Glossary term

Predatory Lending

Predatory lending refers to unfair, deceptive, abusive, or exploitative lending practices that can trap borrowers in harmful or unaffordable debt.

Updated

May 16, 2026

Read time

2 min read

What Is Predatory Lending?

Predatory lending refers to unfair, deceptive, abusive, or exploitative lending practices that can trap borrowers in harmful or unaffordable debt. The term is often used when a lender or broker takes advantage of a borrower's lack of information, financial stress, language barriers, limited options, or trust.

Predatory lending can appear in mortgages, payday loans, auto loans, student loans, small business loans, and other credit products.

Key Takeaways

  • Predatory lending involves unfair or abusive loan terms, sales tactics, or servicing practices.
  • Warning signs can include hidden fees, pressure to sign quickly, unaffordable payments, repeated refinancing, or misleading promises.
  • A loan can be expensive without being predatory, but high cost plus deception or exploitation deserves scrutiny.
  • Borrowers should compare loan offers, read disclosures, and avoid signing under pressure.
  • Consumer protection agencies may investigate certain unfair, deceptive, or abusive lending practices.

How Predatory Lending Works

A predatory lender may steer a borrower into a loan that is more expensive than necessary, hide the true cost, add unnecessary products, misrepresent terms, or encourage borrowing the borrower cannot repay. In some cases, the lender profits from fees, refinancing, repossession, or foreclosure rather than from a borrower successfully repaying the loan.

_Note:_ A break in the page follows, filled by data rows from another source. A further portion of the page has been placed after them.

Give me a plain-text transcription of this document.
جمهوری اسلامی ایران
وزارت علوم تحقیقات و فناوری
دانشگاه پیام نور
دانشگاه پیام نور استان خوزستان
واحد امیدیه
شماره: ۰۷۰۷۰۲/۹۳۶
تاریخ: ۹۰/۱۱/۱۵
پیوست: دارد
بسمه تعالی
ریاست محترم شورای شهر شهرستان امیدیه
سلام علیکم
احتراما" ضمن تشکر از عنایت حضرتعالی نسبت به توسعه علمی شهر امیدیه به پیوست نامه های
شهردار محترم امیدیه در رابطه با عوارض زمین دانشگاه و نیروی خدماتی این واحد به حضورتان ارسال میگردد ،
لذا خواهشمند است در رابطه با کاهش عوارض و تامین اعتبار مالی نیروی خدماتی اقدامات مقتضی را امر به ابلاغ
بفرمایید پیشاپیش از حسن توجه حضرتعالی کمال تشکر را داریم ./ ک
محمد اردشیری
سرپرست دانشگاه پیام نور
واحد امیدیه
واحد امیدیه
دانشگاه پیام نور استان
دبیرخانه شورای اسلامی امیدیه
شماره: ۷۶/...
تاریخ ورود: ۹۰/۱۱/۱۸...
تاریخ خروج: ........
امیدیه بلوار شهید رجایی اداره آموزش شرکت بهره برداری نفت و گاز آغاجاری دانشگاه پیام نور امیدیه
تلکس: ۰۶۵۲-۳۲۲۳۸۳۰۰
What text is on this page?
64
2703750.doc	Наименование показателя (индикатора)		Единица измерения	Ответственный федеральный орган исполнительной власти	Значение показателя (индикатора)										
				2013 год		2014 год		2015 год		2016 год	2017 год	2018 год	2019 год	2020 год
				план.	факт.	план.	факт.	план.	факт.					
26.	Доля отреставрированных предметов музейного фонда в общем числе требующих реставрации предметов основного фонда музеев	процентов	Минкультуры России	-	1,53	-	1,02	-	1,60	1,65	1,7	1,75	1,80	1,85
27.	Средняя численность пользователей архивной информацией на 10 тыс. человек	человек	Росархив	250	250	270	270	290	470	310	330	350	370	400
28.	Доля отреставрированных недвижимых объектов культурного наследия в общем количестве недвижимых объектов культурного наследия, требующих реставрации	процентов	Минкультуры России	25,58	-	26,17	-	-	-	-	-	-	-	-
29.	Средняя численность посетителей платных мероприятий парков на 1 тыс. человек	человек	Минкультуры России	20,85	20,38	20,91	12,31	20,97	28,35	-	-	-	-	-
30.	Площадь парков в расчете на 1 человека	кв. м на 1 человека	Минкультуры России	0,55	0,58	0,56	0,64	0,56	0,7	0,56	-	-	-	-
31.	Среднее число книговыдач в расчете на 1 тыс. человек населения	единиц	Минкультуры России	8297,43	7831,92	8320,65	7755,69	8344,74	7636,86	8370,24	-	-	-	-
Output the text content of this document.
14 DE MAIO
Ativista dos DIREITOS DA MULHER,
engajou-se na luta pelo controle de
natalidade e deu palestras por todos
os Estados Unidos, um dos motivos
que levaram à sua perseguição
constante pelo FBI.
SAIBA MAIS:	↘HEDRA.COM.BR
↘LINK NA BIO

Predatory lending often targets people who need money quickly, have weaker credit, are unfamiliar with financial terms, or believe they have no better options.

Common Warning Signs

Warning sign

Why it matters

Pressure to sign quickly

Borrowers may not have time to compare or understand terms

Hidden or confusing fees

The real cost may be higher than advertised

Unaffordable payments

The loan may be designed to fail or force refinancing

Repeated refinancing

Fees can pile up without improving the borrower's position

Promises without paperwork

Verbal claims may not match the contract

How Borrowers Can Protect Themselves

Borrowers should compare multiple offers, read the loan estimate or disclosure documents, ask how the payment could change, confirm all fees, and avoid lenders who discourage questions. If a loan only works because of optimistic assumptions, it may not be a safe fit.

When something feels wrong, borrowers can contact a housing counselor, legal aid organization, state regulator, the CFPB, or another appropriate consumer protection resource.

The Bottom Line

Predatory lending is harmful lending behavior that uses unfair, deceptive, abusive, or exploitative practices. The best defense is to slow the decision down, compare alternatives, and make sure the loan terms are clear, affordable, and documented.